Au-delà des chiffres, la critique principale formulée par le sénateur Oili est que, malgré les moyens déployés, l’État met un point d’honneur à maintenir une politique migratoire ambitieuse, même si celle-ci montre ses limites à Mayotte. En effet, la stratégie actuelle privilégie une approche sécuritaire, qui ne suffit pas à enrayer durablement l’immigration. Dans un rapport dressant un bilan de 25 ans de lutte, il souligne que « près d’un habitant sur deux est de nationalité étrangère à Mayotte », dont une majorité en situation irrégulière, et que les moyens déployés en mer sont paradoxalement moins efficaces que les interpellations sur terre.

Face à cet échec, il plaide pour une « refonte urgente et globale » de la politique migratoire, intégrant notamment une coopération renforcée avec les pays voisins (Comores, Madagascar, pays d’Afrique de la région des Grands Lacs), mais aussi une prise en compte des enjeux sociaux et éducatifs locaux.

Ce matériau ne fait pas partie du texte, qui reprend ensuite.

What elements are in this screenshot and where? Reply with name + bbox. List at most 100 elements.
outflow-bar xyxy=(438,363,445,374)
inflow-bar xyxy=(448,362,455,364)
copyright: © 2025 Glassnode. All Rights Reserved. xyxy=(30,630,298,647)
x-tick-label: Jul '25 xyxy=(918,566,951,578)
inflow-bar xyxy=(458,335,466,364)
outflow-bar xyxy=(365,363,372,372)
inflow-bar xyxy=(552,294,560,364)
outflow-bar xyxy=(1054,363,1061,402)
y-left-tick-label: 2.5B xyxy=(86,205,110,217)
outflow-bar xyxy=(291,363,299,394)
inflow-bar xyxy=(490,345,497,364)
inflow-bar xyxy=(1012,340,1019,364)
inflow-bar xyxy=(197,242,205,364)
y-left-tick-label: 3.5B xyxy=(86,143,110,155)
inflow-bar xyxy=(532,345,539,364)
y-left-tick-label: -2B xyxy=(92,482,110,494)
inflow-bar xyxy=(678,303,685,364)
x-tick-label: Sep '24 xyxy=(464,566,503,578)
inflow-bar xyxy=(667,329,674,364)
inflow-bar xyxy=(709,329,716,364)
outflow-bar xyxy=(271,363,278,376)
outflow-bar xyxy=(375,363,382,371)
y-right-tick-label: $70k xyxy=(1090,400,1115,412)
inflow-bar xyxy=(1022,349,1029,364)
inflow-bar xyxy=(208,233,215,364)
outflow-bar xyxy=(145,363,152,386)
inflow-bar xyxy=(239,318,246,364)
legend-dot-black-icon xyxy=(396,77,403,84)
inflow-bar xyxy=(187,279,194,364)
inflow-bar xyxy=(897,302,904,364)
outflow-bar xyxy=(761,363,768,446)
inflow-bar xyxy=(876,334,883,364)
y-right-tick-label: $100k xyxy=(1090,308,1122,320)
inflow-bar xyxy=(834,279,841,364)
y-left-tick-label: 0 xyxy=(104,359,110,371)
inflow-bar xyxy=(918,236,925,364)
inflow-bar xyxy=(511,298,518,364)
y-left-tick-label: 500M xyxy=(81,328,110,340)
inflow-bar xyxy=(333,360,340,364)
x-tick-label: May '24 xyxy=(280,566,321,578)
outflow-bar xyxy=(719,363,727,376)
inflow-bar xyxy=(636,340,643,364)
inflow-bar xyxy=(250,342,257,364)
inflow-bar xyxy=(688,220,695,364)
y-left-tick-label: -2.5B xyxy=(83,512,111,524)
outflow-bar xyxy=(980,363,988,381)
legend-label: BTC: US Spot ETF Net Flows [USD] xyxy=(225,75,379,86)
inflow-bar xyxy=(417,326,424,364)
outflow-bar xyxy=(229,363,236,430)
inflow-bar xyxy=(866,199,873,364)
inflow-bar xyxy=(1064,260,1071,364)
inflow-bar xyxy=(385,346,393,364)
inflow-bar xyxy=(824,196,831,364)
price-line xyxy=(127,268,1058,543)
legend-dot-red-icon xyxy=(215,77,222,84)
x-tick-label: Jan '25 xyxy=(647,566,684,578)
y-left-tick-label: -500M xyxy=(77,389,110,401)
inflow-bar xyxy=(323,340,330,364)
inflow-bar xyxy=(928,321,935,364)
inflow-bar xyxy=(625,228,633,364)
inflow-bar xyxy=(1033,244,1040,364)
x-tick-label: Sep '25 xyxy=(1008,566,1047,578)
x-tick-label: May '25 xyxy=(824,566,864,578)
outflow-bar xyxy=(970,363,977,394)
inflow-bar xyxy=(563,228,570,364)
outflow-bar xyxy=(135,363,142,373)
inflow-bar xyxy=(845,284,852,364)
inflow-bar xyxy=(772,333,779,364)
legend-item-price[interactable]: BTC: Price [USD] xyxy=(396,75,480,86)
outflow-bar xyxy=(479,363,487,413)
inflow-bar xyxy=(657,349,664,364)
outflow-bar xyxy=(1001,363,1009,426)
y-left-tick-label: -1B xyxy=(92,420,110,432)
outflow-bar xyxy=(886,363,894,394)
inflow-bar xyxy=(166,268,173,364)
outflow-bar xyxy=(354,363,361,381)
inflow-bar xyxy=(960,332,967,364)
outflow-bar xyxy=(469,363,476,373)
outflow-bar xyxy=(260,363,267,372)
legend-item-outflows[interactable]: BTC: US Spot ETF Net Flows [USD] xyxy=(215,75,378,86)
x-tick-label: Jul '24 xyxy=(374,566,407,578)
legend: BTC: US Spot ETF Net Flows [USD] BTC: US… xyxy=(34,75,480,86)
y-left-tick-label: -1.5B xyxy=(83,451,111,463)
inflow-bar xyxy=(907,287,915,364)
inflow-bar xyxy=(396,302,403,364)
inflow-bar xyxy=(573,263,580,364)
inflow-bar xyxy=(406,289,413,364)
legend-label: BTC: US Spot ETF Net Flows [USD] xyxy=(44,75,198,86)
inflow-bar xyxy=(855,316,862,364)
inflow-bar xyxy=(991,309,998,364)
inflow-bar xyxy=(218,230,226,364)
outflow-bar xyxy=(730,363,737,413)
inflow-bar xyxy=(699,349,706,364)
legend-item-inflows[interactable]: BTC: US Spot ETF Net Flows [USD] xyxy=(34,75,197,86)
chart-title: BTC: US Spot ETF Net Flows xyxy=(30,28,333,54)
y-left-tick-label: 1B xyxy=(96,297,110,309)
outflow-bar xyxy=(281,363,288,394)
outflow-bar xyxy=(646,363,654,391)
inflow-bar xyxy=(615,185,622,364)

Il rappelle notamment que « l’école est obligatoire » pour les enfants étrangers, alors que les infrastructures sont largement insuffisantes, aggravées par les conséquences du cyclone Chido, compliquant encore l’intégration et le développement du territoire.

La stratégie quinquennale 2026-2031 affiche certes une volonté forte de renforcer la lutte contre l’immigration clandestine, mais ses limites démontrent que les approches antérieures, tout en étant coûteuses, n’ont pas porté leurs fruits, ce qui impose aujourd’hui une révision profonde et nécessaire.